Nvidia star founder Jensen Huang has backed Tesla’s strategy for artificial intelligence-enabled autonomous vehicles weeks before a key vote that will determine whether CEO Elon Musk gets his record-breaking compensation.
Musk is all but betting on the company with his recent move toward artificial intelligence, quietly upending his vision of increasing sales more than tenfold to 20 million vehicles a year by 2030—the same as what Toyota and Volkswagen will sell combined.
“Tesla is far ahead in the field of self-driving cars,” Huang confirmed in an interview with the publication. Yahoo Finance loaded on YouTube late last week.
The AI pivot is controversial because it moves Tesla away from its stated mission of accelerating the global transition to sustainable transportation. And while Musk’s so-called “supervised full self-driving” may be the best-known advanced driver assistance system (ADAS) on the market, few customers have realized the value of shelling out $15,000 for a system that will require them to keep an eye on their car . as he tries to navigate the city streets.
As a result, Musk was forced to lower the price again to $8,000, the level it was when he first launched the FSD beta in October 2020.
High quality approval
Support from people like Juan, whose draw in developer conference now filling entire stadiums may go a long way to allay investors’ fears that he himself might have veered off course.
“The technology is truly revolutionary and the work they are doing is incredible,” the Nvidia CEO continued.
What kind of rock concert is this? No, this is Jensen Huang’s report on@nvidia‘s #GTC24. Wow, what a difference a few years makes! pic.twitter.com/RqsiOg6Q2D
— Bob O’Donnell (@bobodtech) March 18, 2024
In a couple of weeks, shareholders are set to vote for a second time on Musk’s record pay package – worth roughly $55 billion at the current share price – after a Delaware court in January invalidated the original 2018 vote for procedural reasons related to the quality of Tesla’s pay. . control.
With trusted advisers such as Glass Lewis now recommending investors vote against approving Musk’s salary, the results of the June 13 annual meeting were harsher than expected.
A vote of confidence in his new AI strategy from someone like Huang could boost his chances. Few businessmen are as revered as Huang, who founded Nvidia and driven its exponential growth in recent years with a visionary bet on repurposing GPUs to train artificial intelligence models like OpenAI’s flagship GPT-4o.
Musk and Tesla are gobbling up Nvidia AI chips at a record pace
Huang praised the twelfth and latest version of Tesla’s Full Self-Driving (FSD) software, which abandoned the previous approach of hard-coding commands in a computer language in favor of using a purely artificial intelligence-enabled neural network.
“He learns by watching videos,” Huang said. “This technology is very similar to the technology of large language models, but it simply requires a huge training base, and the reason for this is that the video transmission speed, the amount of data is such, So high.”
However, Huang also knows how important Tesla is as a customer. Musk is a voracious buyer of Nvidia’s artificial intelligence training chips, having more than doubled its computing power in just First quarter for the last three months of last year.
During this period, Tesla has spent a staggering $1 billion building out its artificial intelligence infrastructure, and that’s just the beginning. Tesla predicts its computing capacity, equivalent to 35,000 GPU clusters, will reach 85,000 by the end of the year, at which point the company may have spent $10 billion.

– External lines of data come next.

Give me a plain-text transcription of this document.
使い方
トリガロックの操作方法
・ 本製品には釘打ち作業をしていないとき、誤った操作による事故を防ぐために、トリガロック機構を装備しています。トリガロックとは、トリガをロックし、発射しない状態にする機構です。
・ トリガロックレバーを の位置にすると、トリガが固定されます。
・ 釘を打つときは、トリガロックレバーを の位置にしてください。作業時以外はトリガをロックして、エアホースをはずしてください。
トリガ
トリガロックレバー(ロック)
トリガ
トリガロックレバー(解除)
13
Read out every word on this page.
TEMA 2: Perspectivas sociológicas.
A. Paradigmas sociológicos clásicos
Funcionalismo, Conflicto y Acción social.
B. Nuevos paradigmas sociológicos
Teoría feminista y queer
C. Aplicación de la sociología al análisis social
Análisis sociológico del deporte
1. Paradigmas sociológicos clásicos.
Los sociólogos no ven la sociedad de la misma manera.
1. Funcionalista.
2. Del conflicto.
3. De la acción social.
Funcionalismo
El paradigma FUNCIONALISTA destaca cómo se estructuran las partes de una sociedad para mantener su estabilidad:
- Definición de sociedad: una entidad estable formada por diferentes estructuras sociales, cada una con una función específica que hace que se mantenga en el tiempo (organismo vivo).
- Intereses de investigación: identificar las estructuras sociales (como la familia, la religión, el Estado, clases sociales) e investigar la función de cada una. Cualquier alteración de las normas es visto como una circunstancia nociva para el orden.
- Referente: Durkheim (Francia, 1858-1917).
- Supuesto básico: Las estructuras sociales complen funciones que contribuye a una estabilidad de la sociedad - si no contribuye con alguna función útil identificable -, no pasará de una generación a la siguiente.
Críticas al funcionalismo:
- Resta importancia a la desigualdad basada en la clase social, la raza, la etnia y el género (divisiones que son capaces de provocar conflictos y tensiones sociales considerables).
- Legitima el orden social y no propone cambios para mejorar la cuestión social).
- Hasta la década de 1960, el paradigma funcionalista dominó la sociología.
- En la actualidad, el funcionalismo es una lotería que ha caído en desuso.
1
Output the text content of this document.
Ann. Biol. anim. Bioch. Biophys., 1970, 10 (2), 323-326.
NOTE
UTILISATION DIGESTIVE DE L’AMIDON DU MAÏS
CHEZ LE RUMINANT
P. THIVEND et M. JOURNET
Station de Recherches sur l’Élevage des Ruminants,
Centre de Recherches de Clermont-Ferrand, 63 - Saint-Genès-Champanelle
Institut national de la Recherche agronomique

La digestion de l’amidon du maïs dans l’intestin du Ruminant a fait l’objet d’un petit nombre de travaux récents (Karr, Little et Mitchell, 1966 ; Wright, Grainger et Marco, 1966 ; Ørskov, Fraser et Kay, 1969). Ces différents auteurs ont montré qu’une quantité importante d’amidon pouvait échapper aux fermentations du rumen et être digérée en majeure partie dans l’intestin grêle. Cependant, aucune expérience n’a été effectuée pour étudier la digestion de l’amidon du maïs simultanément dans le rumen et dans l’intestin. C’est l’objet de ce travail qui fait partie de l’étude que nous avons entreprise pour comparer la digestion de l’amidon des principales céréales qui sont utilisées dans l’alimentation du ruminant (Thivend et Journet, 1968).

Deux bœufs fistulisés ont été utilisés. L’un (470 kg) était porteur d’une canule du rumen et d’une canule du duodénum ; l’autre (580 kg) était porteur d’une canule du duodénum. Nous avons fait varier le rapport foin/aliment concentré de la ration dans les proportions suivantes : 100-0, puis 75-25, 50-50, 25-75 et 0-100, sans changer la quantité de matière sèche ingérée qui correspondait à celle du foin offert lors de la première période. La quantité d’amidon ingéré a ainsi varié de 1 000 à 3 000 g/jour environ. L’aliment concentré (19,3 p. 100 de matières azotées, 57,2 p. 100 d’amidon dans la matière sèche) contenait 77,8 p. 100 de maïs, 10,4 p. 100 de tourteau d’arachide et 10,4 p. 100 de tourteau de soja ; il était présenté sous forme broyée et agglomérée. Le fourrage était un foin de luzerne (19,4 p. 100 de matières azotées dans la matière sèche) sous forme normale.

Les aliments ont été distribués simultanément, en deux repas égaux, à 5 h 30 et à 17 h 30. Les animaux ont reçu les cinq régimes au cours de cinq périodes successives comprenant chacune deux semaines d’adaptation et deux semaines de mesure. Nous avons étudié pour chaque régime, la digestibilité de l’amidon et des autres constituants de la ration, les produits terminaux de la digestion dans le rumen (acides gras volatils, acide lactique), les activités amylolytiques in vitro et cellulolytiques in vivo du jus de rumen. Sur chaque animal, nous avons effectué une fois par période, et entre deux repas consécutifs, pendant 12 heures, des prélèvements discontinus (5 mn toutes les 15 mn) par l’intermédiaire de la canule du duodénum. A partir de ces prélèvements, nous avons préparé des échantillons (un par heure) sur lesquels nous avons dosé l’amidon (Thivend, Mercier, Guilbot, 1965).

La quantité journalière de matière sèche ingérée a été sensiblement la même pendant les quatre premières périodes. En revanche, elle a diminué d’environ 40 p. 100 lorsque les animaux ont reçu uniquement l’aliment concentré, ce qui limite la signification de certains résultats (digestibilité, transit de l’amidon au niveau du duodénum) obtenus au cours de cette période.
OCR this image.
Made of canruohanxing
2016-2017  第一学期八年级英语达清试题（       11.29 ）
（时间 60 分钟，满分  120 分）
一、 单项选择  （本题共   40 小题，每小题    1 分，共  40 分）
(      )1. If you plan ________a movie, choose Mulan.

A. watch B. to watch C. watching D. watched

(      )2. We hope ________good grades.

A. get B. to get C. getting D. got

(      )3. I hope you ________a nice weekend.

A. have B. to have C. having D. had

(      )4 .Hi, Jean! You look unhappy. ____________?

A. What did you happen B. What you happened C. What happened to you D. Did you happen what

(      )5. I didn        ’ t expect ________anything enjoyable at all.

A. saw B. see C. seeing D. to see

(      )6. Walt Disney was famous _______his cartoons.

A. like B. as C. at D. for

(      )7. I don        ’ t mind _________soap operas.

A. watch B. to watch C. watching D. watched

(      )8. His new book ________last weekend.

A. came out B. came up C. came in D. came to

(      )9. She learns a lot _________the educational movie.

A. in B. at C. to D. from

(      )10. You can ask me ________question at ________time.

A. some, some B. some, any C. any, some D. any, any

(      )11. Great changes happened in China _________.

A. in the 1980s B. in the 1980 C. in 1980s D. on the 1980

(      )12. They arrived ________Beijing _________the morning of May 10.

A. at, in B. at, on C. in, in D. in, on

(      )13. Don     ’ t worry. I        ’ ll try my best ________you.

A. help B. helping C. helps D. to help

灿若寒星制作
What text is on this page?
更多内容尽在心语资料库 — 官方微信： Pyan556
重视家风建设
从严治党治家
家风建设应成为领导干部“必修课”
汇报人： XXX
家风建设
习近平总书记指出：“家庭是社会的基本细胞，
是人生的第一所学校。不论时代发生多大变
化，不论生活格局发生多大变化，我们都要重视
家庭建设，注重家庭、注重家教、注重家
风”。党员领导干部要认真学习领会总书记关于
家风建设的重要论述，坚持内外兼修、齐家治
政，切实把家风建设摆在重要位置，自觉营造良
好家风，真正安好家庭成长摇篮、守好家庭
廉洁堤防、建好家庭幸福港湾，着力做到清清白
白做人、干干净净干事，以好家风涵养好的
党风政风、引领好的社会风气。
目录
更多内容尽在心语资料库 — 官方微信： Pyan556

To afford such investments at a time when his core auto business must continue to offer profit-cutting incentives to prevent sales from plummeting, Musk is willing to go to virtually any length to cut costs elsewhere.
It has already laid off thousands of employees, fired the team behind its industry-leading Supercharger network, and abandoned plans to invest in entirely new assembly lines for its upcoming $25,000 entry-level model, now widely expected to be the Model 3 hatchback .
But if it helps Tesla maintain its lead in the electric vehicle industry while making Musk $55 billion richer, those sacrifices may not be in vain.